Dzisiaj Słowo Boże mówi o tym, że Bóg się ukazuje. Najpełniej objawił się w Jezusie. Boże Narodzenie jest Jego wielką łaską. Przychodzi moc Boga, Jego żywa obecność. Jednak, podobnie jak Gedeonowi, jest nam zadana jakaś misja. Boże Narodzenie to spotkanie i posłanie. Jakie? Odpowiedź jest w drugim czytaniu: Abyśmy wyrzekłszy się bezbożności i żądz światowych, rozumnie i sprawiedliwie, i pobożnie żyli na tym świecie (Tt 2,12). Niby takie proste.
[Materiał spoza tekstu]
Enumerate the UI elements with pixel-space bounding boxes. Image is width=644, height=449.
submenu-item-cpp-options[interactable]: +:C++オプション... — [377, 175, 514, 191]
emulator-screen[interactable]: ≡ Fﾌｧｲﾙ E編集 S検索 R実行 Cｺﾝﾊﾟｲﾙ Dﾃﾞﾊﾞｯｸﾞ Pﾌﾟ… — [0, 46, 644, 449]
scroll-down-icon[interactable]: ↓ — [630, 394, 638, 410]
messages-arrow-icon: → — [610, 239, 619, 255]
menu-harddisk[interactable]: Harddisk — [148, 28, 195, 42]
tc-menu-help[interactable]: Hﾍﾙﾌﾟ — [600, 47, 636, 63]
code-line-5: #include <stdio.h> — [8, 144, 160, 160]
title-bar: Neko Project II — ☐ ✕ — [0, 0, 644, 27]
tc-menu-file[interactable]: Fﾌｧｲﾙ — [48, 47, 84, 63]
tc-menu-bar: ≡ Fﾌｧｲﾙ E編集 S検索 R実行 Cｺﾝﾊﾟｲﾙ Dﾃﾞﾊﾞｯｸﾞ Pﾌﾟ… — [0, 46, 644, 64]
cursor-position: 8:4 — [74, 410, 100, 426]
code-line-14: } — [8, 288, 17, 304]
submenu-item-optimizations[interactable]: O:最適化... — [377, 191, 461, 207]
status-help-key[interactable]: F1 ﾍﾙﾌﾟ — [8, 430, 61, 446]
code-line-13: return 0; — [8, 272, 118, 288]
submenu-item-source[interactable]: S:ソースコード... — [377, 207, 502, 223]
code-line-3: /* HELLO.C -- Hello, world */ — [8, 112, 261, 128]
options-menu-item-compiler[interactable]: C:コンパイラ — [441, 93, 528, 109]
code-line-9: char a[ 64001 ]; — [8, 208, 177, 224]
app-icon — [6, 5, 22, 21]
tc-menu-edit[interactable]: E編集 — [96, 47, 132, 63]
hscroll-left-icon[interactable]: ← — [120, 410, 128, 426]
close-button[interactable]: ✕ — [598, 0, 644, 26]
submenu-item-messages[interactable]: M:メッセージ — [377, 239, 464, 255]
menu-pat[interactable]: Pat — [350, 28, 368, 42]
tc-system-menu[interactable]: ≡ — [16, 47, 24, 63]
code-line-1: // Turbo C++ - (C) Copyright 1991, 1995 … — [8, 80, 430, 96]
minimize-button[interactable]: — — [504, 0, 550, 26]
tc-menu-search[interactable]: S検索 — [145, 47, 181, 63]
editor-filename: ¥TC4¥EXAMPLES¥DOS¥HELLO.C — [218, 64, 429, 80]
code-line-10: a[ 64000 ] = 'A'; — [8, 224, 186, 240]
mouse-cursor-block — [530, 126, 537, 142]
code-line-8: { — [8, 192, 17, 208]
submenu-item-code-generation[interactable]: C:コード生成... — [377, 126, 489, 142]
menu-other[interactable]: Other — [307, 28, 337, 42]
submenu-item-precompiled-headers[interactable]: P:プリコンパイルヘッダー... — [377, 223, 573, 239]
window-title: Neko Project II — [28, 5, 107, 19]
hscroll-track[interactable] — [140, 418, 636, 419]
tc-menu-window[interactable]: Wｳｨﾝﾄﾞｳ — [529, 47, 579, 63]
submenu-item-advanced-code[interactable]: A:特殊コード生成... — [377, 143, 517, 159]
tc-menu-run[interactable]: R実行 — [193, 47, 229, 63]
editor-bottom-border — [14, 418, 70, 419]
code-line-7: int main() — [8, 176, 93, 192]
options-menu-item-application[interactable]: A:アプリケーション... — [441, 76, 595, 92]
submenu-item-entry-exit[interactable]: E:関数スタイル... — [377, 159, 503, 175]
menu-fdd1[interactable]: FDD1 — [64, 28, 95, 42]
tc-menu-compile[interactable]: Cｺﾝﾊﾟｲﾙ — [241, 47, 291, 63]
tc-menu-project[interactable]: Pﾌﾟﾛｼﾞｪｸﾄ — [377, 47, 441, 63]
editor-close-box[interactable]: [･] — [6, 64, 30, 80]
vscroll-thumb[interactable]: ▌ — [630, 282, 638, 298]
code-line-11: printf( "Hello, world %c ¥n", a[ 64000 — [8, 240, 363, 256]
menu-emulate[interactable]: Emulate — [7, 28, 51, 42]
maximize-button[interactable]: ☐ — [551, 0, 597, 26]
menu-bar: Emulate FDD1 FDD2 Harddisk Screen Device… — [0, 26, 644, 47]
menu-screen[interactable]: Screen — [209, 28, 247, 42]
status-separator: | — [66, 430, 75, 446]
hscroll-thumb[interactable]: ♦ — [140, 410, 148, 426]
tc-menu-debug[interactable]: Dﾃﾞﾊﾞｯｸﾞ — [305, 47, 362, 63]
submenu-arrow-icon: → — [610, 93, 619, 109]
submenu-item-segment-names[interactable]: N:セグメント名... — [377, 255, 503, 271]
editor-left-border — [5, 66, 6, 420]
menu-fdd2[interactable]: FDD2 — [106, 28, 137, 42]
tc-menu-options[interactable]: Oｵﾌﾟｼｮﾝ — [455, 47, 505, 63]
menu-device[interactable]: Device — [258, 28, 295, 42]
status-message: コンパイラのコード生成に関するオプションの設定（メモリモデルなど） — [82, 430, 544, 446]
A okazuje się, że o własnych siłach słabo nam to wychodzi. Przy Bożym Narodzeniu powinna pojawić się „nowa droga”. Właśnie dzisiaj. I wcale nie chodzi o jakieś „zaświaty”. Chodzi o tutaj i teraz. I o to co dalej? Dlatego dzisiaj jest radość i wielka światłość. Bo Bóg chce ci pomóc. Chce iść z tobą dalej, wkroczyć w twoje życie. To jest właśnie Boże Narodzenie. Ta niepojęta rzecz, że tak Wielki – stał się tak mały. Pan i Bóg uniżył się i urodził się jako małe dziecko. Król stał się sługą. Zbliż się do Niego, oddaj mu pokłon. On już jest. Przyszedł. Teraz już tylko mamy oczekiwać w nadziei objawienia się chwały wielkiego Boga i Zbawiciela naszego, Jezusa Chrystusa (Tt 2, 13), czyli objawienia się mocy Boga w naszym życiu. Od dzisiaj.
Być może wydaje ci się to trudne lub w ogóle nie wierzysz, że cokolwiek może się zmienić. Trzeba zaufać. Zaryzykować. Jeśli się na to zdecydujesz, On przyjdzie. I wtedy – jak pisał o. Joachim Badeni OP – wystarczy przed Nim stanąć. A On zdecyduje, co dalej. Tak niewiele potrzeba, żeby otrzymać wszystko. Najpierw trzeba w życiu odnaleźć żywego Boga, a potem przed Nim stanąć. Dzisiaj jest taka noc. Kiedy On przychodzi. Do ciebie.
Nie bójcie się, zwiastuję wam radość wielką (Łk 2,10).
Życzę Wam, aby Eucharystia stała się dla was wszystkich momentem, w którym doświadczycie obecności Boga, a Boże Narodzenie początkiem nowej drogi, na której działa Bóg. I abyście właśnie z tego powodu mieli w sercach wielką radość.